WASHINGTON (Army News Service, Sept. 11, 2013) -- Gracing a corridor in the Pentagon, some 50 quilts are on public display after being sent as gifts by Americans who wanted to express their feelings after the terrorist attacks of 9/11.
There was a tremendous outpouring and response from the public after the attacks, and the quilts were a way that the public connected and expressed the profound sadness of the nation, said Albert L. Jones, curator of the Office of the Secretary of Defense Historical Exhibits.
The quilts came from all around the country -- from children and school groups, military and community groups, artists and other concerned citizens, he said.
"The common theme is loss, the heartfelt feelings and grief over the loss that the country experienced in this horrendous event that took place," said Jones.
While most of the quilts came from the United States, some did come from outside the country, said Jones, who spoke from the hallway where the quilts hang, on the eve of the 12th anniversary of the Sept. 11, 2001, terrorist attacks.
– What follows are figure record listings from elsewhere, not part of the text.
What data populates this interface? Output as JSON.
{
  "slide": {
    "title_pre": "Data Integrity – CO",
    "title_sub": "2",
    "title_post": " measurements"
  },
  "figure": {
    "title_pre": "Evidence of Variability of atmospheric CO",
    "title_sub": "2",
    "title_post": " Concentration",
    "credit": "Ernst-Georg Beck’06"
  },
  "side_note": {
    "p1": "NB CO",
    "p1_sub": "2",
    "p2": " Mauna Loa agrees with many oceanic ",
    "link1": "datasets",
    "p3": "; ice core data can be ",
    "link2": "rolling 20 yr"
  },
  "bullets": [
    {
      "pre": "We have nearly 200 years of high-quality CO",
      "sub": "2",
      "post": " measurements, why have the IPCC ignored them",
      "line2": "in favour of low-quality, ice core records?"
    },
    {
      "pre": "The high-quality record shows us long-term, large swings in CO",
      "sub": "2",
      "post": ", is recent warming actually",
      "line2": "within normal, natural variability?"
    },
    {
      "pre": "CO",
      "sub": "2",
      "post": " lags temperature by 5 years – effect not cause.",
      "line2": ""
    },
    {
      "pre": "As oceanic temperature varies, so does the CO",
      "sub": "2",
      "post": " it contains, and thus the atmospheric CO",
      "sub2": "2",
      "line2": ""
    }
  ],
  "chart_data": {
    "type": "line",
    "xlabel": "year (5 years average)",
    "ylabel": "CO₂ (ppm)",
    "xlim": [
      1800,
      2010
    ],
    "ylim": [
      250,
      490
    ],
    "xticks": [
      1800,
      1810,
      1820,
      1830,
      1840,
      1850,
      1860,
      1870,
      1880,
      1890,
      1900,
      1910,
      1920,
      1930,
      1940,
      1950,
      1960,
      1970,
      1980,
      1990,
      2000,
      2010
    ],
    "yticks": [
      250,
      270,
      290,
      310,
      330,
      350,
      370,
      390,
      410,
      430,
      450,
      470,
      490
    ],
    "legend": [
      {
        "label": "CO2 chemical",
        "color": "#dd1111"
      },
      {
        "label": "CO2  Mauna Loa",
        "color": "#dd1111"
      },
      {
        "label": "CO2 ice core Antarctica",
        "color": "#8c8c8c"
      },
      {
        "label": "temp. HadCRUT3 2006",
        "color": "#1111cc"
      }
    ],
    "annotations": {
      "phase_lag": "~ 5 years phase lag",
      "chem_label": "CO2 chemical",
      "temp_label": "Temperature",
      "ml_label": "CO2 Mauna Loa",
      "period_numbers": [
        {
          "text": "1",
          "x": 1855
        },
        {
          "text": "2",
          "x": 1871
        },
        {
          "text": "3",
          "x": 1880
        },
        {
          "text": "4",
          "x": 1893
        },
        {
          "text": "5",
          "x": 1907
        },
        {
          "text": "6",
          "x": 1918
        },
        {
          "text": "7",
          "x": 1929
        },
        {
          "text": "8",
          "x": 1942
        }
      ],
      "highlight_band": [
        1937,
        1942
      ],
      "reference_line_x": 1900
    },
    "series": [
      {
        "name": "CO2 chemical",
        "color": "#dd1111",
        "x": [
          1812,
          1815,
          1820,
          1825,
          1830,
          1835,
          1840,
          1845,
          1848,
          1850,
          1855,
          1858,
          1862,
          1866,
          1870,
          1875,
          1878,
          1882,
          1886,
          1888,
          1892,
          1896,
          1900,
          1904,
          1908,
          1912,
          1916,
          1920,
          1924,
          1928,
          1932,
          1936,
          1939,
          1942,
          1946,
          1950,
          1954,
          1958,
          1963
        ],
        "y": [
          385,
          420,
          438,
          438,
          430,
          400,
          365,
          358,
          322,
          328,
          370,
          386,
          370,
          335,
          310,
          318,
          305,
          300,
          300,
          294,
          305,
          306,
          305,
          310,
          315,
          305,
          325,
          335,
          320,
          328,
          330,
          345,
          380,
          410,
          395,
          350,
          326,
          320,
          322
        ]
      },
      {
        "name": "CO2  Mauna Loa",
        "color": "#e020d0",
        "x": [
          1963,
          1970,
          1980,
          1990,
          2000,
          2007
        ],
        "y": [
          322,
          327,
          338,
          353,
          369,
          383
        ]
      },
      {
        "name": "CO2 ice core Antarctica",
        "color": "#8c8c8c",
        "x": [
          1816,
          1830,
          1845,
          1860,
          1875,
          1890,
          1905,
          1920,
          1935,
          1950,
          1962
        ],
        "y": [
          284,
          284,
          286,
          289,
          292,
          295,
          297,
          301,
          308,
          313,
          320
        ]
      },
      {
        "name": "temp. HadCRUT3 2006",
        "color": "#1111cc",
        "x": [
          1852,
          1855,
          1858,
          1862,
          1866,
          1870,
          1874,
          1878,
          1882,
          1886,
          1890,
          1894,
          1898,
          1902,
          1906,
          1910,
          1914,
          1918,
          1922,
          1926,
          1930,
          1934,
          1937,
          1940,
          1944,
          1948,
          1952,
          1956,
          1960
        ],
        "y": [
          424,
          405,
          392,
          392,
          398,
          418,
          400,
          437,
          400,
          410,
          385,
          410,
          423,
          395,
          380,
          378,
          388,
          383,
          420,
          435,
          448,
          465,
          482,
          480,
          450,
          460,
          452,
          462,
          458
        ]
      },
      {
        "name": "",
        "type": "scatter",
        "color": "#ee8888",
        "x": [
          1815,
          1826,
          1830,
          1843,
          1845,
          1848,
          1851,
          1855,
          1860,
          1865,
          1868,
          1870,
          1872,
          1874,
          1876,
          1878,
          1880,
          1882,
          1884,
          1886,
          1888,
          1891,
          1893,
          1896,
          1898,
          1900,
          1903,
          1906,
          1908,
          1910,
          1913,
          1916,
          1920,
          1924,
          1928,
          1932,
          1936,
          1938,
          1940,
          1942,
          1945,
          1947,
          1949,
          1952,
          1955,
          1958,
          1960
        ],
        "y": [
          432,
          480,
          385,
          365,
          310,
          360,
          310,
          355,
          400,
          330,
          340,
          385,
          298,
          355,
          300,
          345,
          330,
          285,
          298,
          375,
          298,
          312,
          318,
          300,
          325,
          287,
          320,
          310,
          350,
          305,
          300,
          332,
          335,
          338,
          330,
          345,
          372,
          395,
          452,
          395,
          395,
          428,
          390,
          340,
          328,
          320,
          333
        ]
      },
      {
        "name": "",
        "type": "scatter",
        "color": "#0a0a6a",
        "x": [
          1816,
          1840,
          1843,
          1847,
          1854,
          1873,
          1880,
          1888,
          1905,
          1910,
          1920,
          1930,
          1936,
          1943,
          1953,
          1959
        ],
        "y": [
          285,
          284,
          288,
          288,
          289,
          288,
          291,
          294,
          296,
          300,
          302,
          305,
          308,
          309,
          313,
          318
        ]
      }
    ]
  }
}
The hallway is part of the public tour and Jones encourages visitors to take a moment to reflect upon and study these national treasures.
"There's a lot of history here that can be gleaned to obtain a better understanding of where our country has come from and hopefully where we would like for it to go in the future in relation to its security and well-being," said Jones.
Art is therapeutic and healing. It is a way to show support, grieve and heal, he said.
Many of the quilts have the American flag and hearts, contain patriotic and military themes, and say "God Bless America," he said.
"You see children expressing the idea of peace and 'thank you' to rescue squads and our troops," he said.
As visitors tour the hallway, they can see quilts that contain patches, tributes, messages of support, and even photos of each of the 184 people who were killed in the Pentagon and on American Airlines Flight 77.
The Hearts Across America Quilt, made by children in six states, contains drawings of hearts, patriotic themes, the Twin Towers, the Pentagon and airplanes.
"People connect with this very emotionally. As a matter of fact, I've given tours to groups that as they toured this corridor, they were in tears. That gives you an idea of the connection that people have with these."
Jones said the Pentagon has about 120 quilts in total, and the display rotates.
As the caretaker of these precious items, Jones, a former history professor, said it is a privilege for him to serve in this capacity.
"It provides an opportunity for me to contribute, in a small way at least, to a historical legacy for future generations to glean from. That's the important thing," he said.